1. District court nullified new laws, effectively opening up direct shipping, subject to a two-case limit
2. Sixth Circuit affirmed, holding that in-person sales effectively gave in-state sellers an advantage over out-of-state sellers and was illegal under the holding in Granholm
3. Collapsed the supplier/distributor tiers slightly where wineries are concerned
ii. Maxwell's Pic-Pac, Inc. v. Dehner, Nos. 12-6056/ 6057/ 6182 (6th Cir. 2014)
1. Kentucky bars grocery and convenience stores from selling package liquor and wine, even though drug stores and others can do so. Plaintiff argued that this violated Equal Protection under both the U.S. and Kentucky Constitutions.
a. District Court agreed with the plaintiffs, but Sixth Circuit reversed.
b. “We conclude that reasonably conceivable facts support the contention that grocery stores and gas stations pose a greater risk of exposing citizens to alcohol than do other retailers. A legislature could rationally believe that average citizens spend more time in grocery stores and gas stations than in other establishments; people typically need to buy staple groceries (for sustenance) and gas (for transportation) more often than items from retailers that specialize in other, less-frequently-used products. Consider the district court’s pharmacy example. Kentucky could believe that its citizenry visits grocery stores and gas stations more often than pharmacies—people can survive without ever visiting a pharmacy given that many grocery stores fill prescriptions.”
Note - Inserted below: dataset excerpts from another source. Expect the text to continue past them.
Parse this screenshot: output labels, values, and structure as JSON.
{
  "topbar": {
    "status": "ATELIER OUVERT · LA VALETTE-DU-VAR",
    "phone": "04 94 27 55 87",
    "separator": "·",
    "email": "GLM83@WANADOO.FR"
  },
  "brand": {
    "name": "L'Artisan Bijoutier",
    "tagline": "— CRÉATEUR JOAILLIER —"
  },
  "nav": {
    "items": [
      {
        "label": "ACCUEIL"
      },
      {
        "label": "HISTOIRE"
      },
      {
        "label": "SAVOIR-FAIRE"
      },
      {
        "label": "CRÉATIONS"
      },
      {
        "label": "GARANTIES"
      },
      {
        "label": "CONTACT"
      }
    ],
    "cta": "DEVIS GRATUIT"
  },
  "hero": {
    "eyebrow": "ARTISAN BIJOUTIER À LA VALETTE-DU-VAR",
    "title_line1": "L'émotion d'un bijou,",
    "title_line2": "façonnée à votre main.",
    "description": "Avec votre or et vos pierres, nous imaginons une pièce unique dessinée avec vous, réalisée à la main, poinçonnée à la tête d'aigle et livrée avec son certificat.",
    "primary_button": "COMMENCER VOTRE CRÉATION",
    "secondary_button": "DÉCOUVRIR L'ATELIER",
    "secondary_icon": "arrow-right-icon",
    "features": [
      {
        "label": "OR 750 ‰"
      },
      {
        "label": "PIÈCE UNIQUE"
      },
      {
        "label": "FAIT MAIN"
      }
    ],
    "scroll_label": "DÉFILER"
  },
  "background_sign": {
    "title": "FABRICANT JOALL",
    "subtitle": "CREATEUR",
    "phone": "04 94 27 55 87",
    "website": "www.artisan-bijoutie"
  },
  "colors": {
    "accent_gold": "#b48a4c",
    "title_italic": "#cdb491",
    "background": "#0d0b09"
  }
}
c. Court once again gives great deference to state control over liquor laws
V. House Bill 168
a. HB 168 was signed by Gov. Beshear on March 20th
b. Amends KRS 243.110 to prohibit brewers from holding distributor’s license. Relevant text:
“(2) (a) Each kind of license listed in KRS 243.040(1), (3), or (4) shall be incompatible with every other kind listed in KRS 243.040(1), (3), or (4), and no person holding a license of any of those kinds shall apply for or hold a license of any other kind listed in KRS 243.040(1), (3), or (4).
(b) A brewery holding a license listed in KRS 243.040(6) or (9) shall not apply for or hold a license listed in KRS 243.040(3) or (4).”
c. This is a direct codification of the three-tier system where breweries are concerned, nullifying the ability of brewers to self-distribute:
i. KRS 243.040(1) – Brewer’s License – Supplier/Producer
ii. KRS 243.040(3) – Distributor’s License
iii. KRS 243.040(4) – Nonquota retail malt beverage package license
iv. KRS 243.040(6) – Out-of-state malt beverage supplier’s license
v. KRS 243.040(9) – Limited out-of-state malt beverage supplier’s license
VI. SB 81
a. SB 81 failed to pass the General Assembly this session
b. This bill had multiple provisions affecting Kentucky ABC laws
i. Expanded sampling privileges at distilleries to 3 ounces per customer per day (tripling the current amount).
ii. Enabled small farm wineries to enter into “custom crush” agreements to produce wines for each other
iii. Allowed distillers to give away by-products or non-alcoholic merchandise at a distillery tour
iv. Allowed local option elections for:
1. Distilled spirit souvenir package sales by local distilleries
2. Allowing by the drink sales at marinas
3. Small farm wineries or golf courses
v. Created a sampling license that includes both free and paid samples
vi. Allowed souvenir package sales at distillers in moist precincts that have authorized those sales
vii. Permitted small farm wineries to sell unmarketable byproducts to distillers (pomace to be made into brandy)
c. SB 81 would have given more generous privileges to distillers, bringing them more in line with small farm wineries and breweries
VII. Suggested Reading
Raymond B. Fosdick & Albert L. Scott, Toward Liquor Control (1933)
The importance of this book in alcoholic beverage control cannot be understand. Most laws and even court opinions spring from the provisions of this book and remain relevant in modern times. The book provides policy background and regulatory frameworks still in use today.